Ay ışığı damlıyordu bu gece kadehimin son damlasına ve körkütük sarhoş ediyorlardı beni.
Göz yaşlarımla ay ışığının damlaları birbirine sarılıyordı özlemin kavuran ateşinde.
İşitebileceğimden daha uzaklarda bir çığlık kopuyordu “yine mi? ”diyerek.
Kadehime damlamış olan ay ışığı ve göz yaşı karışık olan meyimden bir yudum daha alıp gökyüzüne eriyordum adeta.
Bulutlarla sevişiyor,dertleşiyor,sarılışıyordum.
Adab-ı muaşerek kurallarına hitaben kalkıp gidiyordu ay ışığını ve damlalarını da beraberine alıp.
Ahenksiz,renksiz,sessiz gecenin içinde kadehim, gözyaşlarım ve özlemlerimle başbara bırakılıyorum.
Efsunlanmış gibi ayın ışığını alıp gidişini izliyorum ardından tüm umutlarımıda beraberinde götürüyor akisini izliyorum elim kolum bağlı ardından.
Buhranlı kelimeler kalıyor geriye onun ve ayın ardından.
Yılgılı bir gömü buluyorum hayallerimin arasında ürperiyorum.
Kelimeleri dilemliyorum defalarca bu korkunun eşiğinde.
Asal düşüncelerle boğuşuyorum reel olan dünyamda.
Eskizler hazırlamaya tasarlamaya çalışıyorum terk edişler ardından ve sonucunda bir buhrana sürükleniyorum.

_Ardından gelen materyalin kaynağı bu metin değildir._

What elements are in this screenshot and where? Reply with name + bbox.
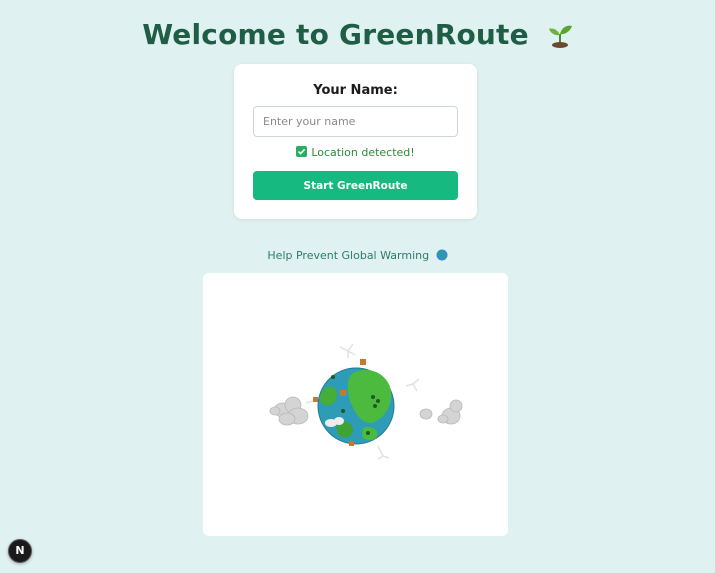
location-status-text: Location detected! (311, 146, 415, 159)
dev-tools-badge-label: N (15, 544, 25, 557)
dev-tools-badge[interactable]: N (8, 539, 32, 563)
earth-globe-3d-icon (269, 343, 463, 460)
earth-globe-icon (436, 249, 448, 264)
login-card: Your Name: Location detected! Start Gree… (234, 64, 477, 219)
name-input[interactable] (253, 106, 458, 137)
checkbox-checked-icon (296, 146, 308, 157)
tagline-text: Help Prevent Global Warming (267, 249, 430, 262)
tagline: Help Prevent Global Warming (0, 249, 715, 264)
location-status: Location detected! (234, 146, 477, 159)
page-title: Welcome to GreenRoute (0, 18, 715, 55)
seedling-icon (547, 22, 573, 55)
name-label: Your Name: (313, 83, 398, 98)
start-button[interactable]: Start GreenRoute (253, 171, 458, 200)
earth-scene-panel (203, 273, 508, 536)
page: Welcome to GreenRoute Your Name: Locatio… (0, 0, 715, 573)
page-title-text: Welcome to GreenRoute (142, 18, 529, 51)
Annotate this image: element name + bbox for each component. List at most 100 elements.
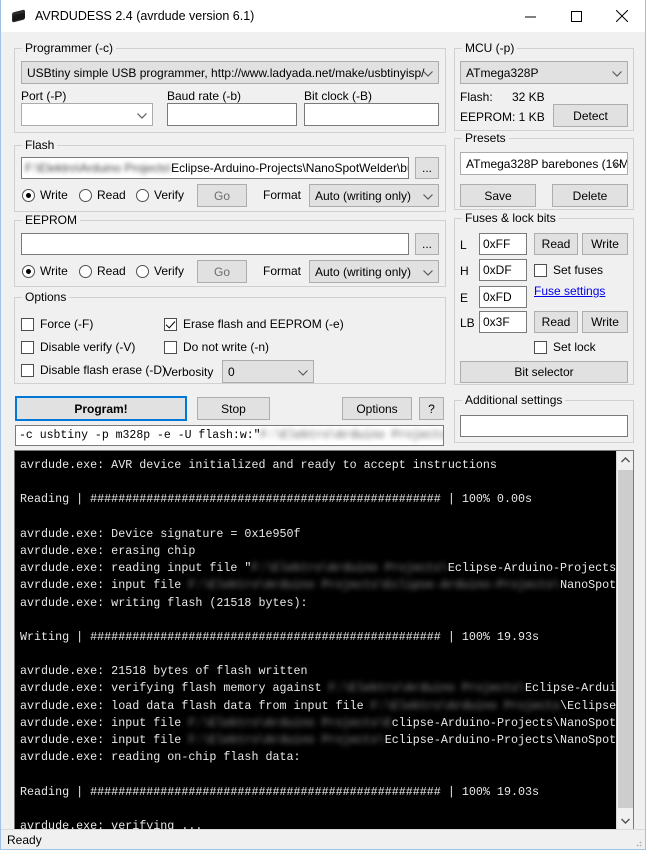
- console-line: avrdude.exe: reading on-chip flash data:: [20, 750, 301, 765]
- console-line-text: avrdude.exe: input file: [20, 578, 189, 593]
- option-force[interactable]: Force (-F): [21, 317, 93, 331]
- eeprom-browse-button[interactable]: ...: [415, 233, 439, 255]
- eeprom-legend: EEPROM: [22, 213, 81, 227]
- port-select[interactable]: [21, 103, 153, 126]
- chevron-down-icon: [298, 369, 308, 376]
- window-title: AVRDUDESS 2.4 (avrdude version 6.1): [35, 8, 255, 23]
- radio-indicator: [136, 264, 149, 278]
- window-controls: [507, 0, 645, 32]
- presets-select[interactable]: ATmega328P barebones (16M: [460, 152, 628, 175]
- option-do-not-write[interactable]: Do not write (-n): [164, 340, 269, 354]
- checkbox-indicator: [534, 263, 547, 277]
- radio-indicator: [79, 264, 92, 278]
- resize-grip-icon: [632, 836, 642, 847]
- eeprom-format-value: Auto (writing only): [315, 264, 412, 279]
- fuse-l-write-button[interactable]: Write: [582, 233, 628, 255]
- checkbox-indicator: [164, 340, 177, 354]
- eeprom-file-input[interactable]: [21, 233, 409, 255]
- fuse-e-label: E: [460, 291, 469, 305]
- program-button[interactable]: Program!: [15, 396, 187, 421]
- radio-indicator: [22, 264, 35, 278]
- fuse-e-value: 0xFD: [483, 290, 512, 304]
- fuse-h-value: 0xDF: [483, 263, 512, 277]
- fuse-l-input[interactable]: 0xFF: [479, 233, 527, 255]
- console-line: avrdude.exe: input file F:\Elektro\Ardui…: [20, 577, 617, 594]
- bit-selector-button[interactable]: Bit selector: [460, 361, 628, 383]
- checkbox-indicator: [21, 363, 34, 377]
- additional-settings-input[interactable]: [460, 415, 628, 437]
- flash-go-button[interactable]: Go: [197, 184, 247, 207]
- console-line-redacted: F:\Elektro\Arduino Projects\: [251, 561, 448, 576]
- flash-mode-write[interactable]: Write: [22, 188, 68, 202]
- eeprom-format-select[interactable]: Auto (writing only): [309, 260, 439, 283]
- detect-button[interactable]: Detect: [553, 104, 628, 127]
- eeprom-mode-verify[interactable]: Verify: [136, 264, 184, 278]
- verbosity-select[interactable]: 0: [222, 360, 314, 383]
- console-line: avrdude.exe: 21518 bytes of flash writte…: [20, 664, 308, 679]
- options-button[interactable]: Options: [342, 397, 412, 420]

Esrarlı ezeli ölümlere öncülük ediyorum zat-ı muhteremle birlikte.
Faal zihinlerde fanteziler üretiyorum durmadan dinlenmeden.
Ürettiklerime binbir çeşit formlar veriyorum binbir fonlar yüklüyorum.
Malubiyet mi galibiyet mi aldığım hiç önemi yok tek önemi olan sadece rüyalar ülkesine ayın ve özlenenin yamacında olabilmekti.
Tek mümkün olan bunun hevesli bir uğraştan fazlası olmamasıydı….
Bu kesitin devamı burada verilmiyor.